The real-world data generation process is whatever process generated the limited dataset in front of you, with the normal warnings about GIGO. The manifold is just a mathematical representation of this restricted set of observations. Sure, if you want to know the missing value of someone’s favourite flavour of ice cream, and “chocolate” fails to appear in your dataset, you can’t correctly predict that this observation should be chocolate. Excluded variable bias is a big deal. The advantage of our system is you can plausibly include hundreds, if not thousands, of variables in your imputation model, thus reducing the odds of EVB.

Hopefully that (more technical) explanation reassures you that we’re not simply waving our hands and saying “abracadabra!”. If you have more specific issues, I’d be happy to discuss them.

By: David Manheim

David Manheim — Fri, 12 Jan 2018 15:09:32 +0000

In reply to Lydia Maniatis.

Dangerous waters here – missing data is exactly where black box methods can develop pernicious biases. And black box also means effectively non-auditable, so these biases can’t be easily diagnosed.

And as statistical methods become more widespread, this gets more and more dangerous.
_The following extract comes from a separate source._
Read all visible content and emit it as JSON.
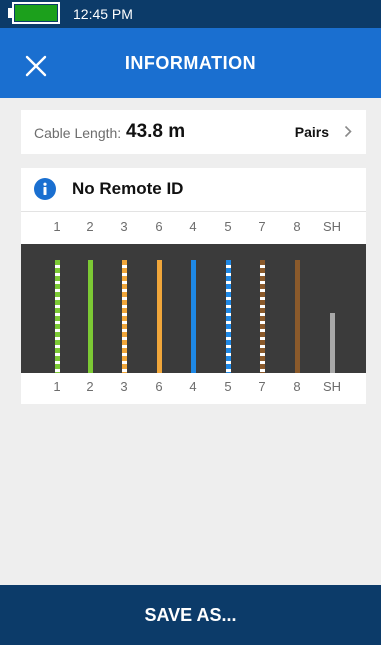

I’d recommend seeing Osonde Osoba’s report here; https://www.rand.org/pubs/research_reports/RR1744.html and Cathy O’Neil’s book here; https://www.amazon.com/Weapons-Math-Destruction-Increases-Inequality/dp/0553418815

By: Lydia Maniatis

Lydia Maniatis — Fri, 12 Jan 2018 13:10:17 +0000

Baysianism in a nutshell:

“Our method is “black box”-y, …it’s a non-interpretable system which can’t give additional insight into the data generation process. On the upside, it means you can point it at truly enormous datasets and yield accurate imputations in relatively short (by MCMC standards) time.”

Non-interpretable – but accurate – assessments of missing data! Almost seems like magic. All you need to do now is point it at new, the real-world datasets and hope it cooperates – that might make non-statisticians comfortable with regularization too… That might require some interpretation of the “data-generation process, though, to figure out where to point this magical device. (Assuming we’re interested in real-world prediction).